Belgrade - Tens of thousands of Serbs gathered in Belgrade Thursday for the burial of the leader of the Serbian Orthodox Church, Patriarch Pavle, a former monk who leaves behind feuding bishops and an uncertain fight for the church's top post. During four days of mourning, thousands stood for up to 10 hours in a long queue to pay their last respects to the patriarch as he lay in state in the Saborna church in central Belgrade.

Thursday morning, a huge crowd lined the streets along the two- kilometre route leading the procession carrying the coffin from Saborna, where the Divine Liturgy was performed, to another church, St Sava Temple, to witness the patriarch's funeral service.

Pavle, a former monk and bishop of Kosovo, was famous for his humble manner and for his quips at the expense of his less modest clerics. He was laid to rest in a small monastery on outskirts of the capital, in accordance with his wishes.

Pavle died Sunday at the age of 95, after spending two years in a hospital. He left behind an increasingly powerful but divided church in which a power struggle is likely to intensify in the coming months.

The patriarch was too frail to leave his hospital suite. Despite his request to be relieved of his duties, the feuding bishops were unable to agree on his successor at a conference a year ago.

"The next patriarch will have two difficult tasks: to assess his authority among the believers who have already declared Pavle a saint, and to preserve the unity of bishops who already...showed excessive greed for power," the weekly Nin commented Thursday.

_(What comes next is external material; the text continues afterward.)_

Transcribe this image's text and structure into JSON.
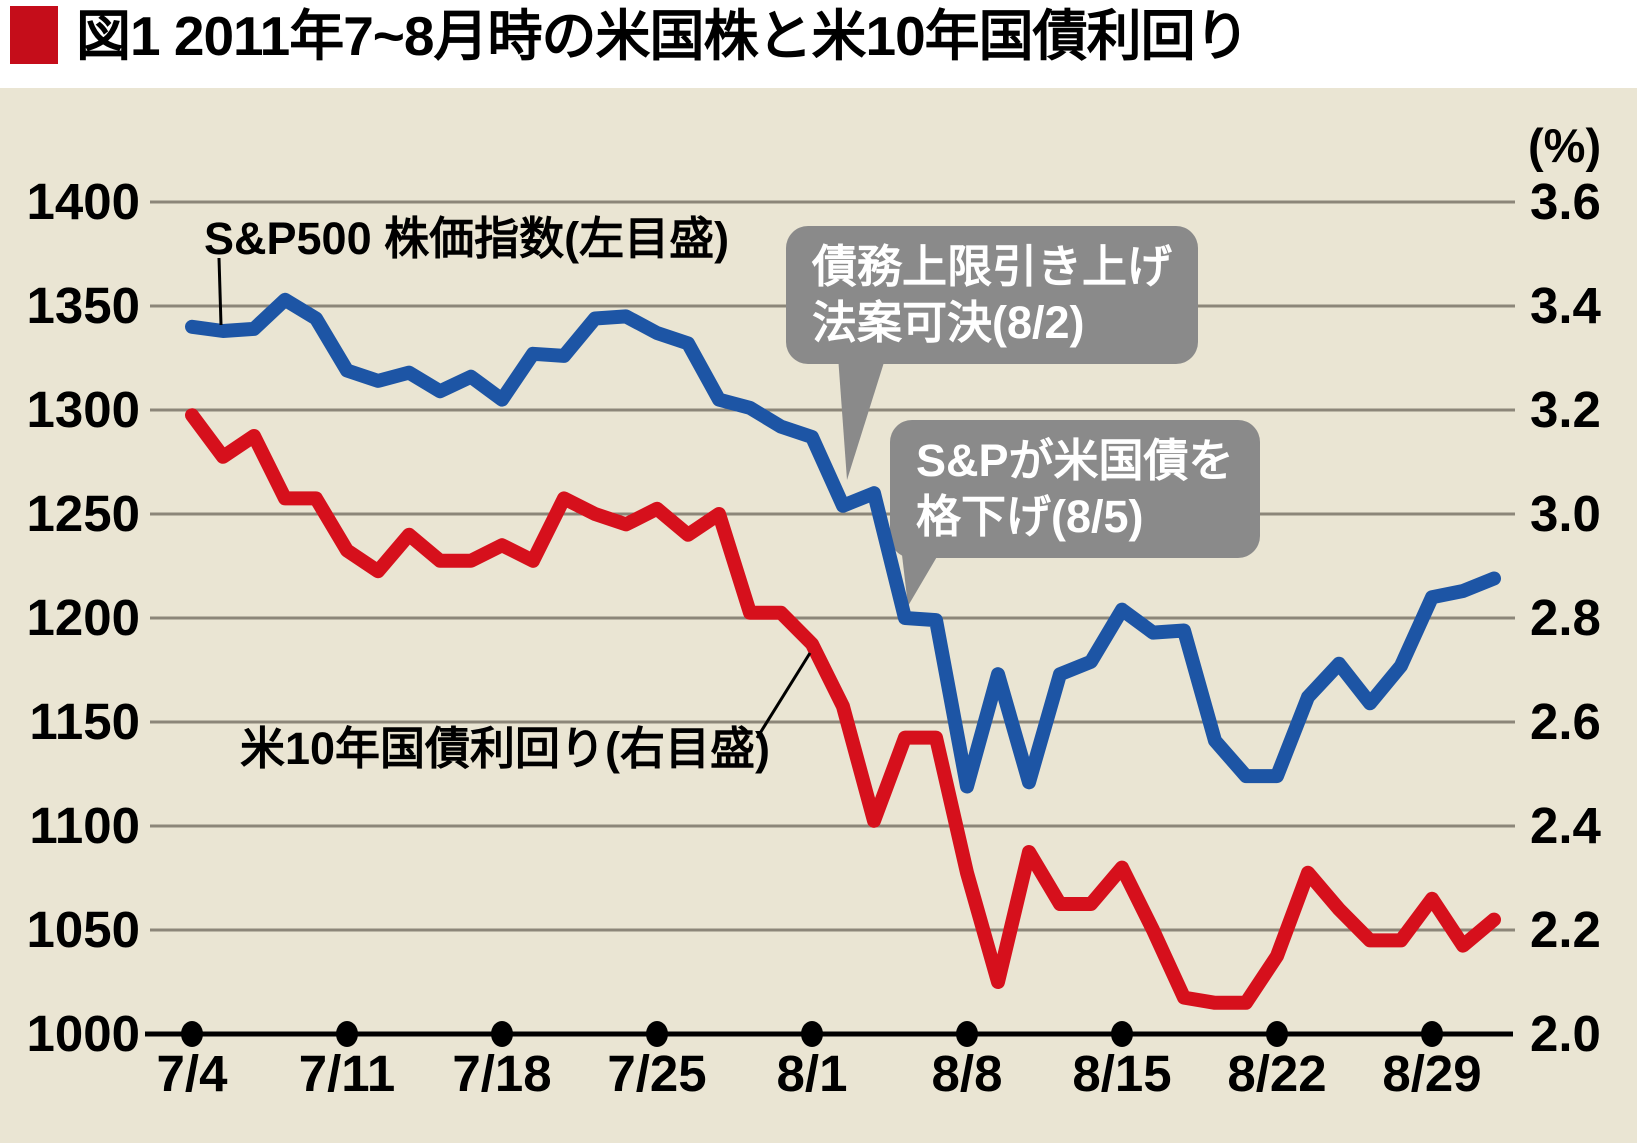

The bishops, who now have until February 15 - three months from Pavle's death - to elect the new patriarch, are split into two main factions, the reformist and the dogmatic, the former seeking quick reforms and the latter insisting on the status quo.

Those wings are themselves further fragmented. Issues of contention include troubled relations with other churches, funding, and the balance of the church dioceses within Serbia's borders and those outside them.

Any leader of an eparchy with at least five years of service is a possible candidate.

"We need the new patriarch to be a visionary, because the church faces great challenges," the head of the church's university, Radovan Bigovic, told TV B92.

Besides internal squabbling, the church has yet to come to terms with the new reality of the secession of Albanian-dominated Kosovo, Serbia's heartland province and home to many ancient shrines.

Pavle assumed the throne 19 years ago, at a time when the Serbian Orthodox Church enjoyed a resurgence in popularity and influence on the wave of nationalism promoted by Slobodan Milosevic, who had then emerged as the nation's undisputed leader from the ranks of the disintegrating Communist Party.

Milosevic, though himself uninterested in religion, had strongly supported Serbs' interest in their church after it had been neglected by the Communist regime for more than four decades.

Pavle and other clerics had been criticized by human rights activists over their role in the Yugoslav wars of the 1990s and their refusal to distance themselves clearly from war crimes committed by Serbs in Croatia, Bosnia and Kosovo.

Following Milosevic's fall, the Orthodox Church became even more influential, its representatives joining secular institutions and taking part in state affairs, such as the failed, United Nations- moderated negotiations on Kosovo in 2006-2007.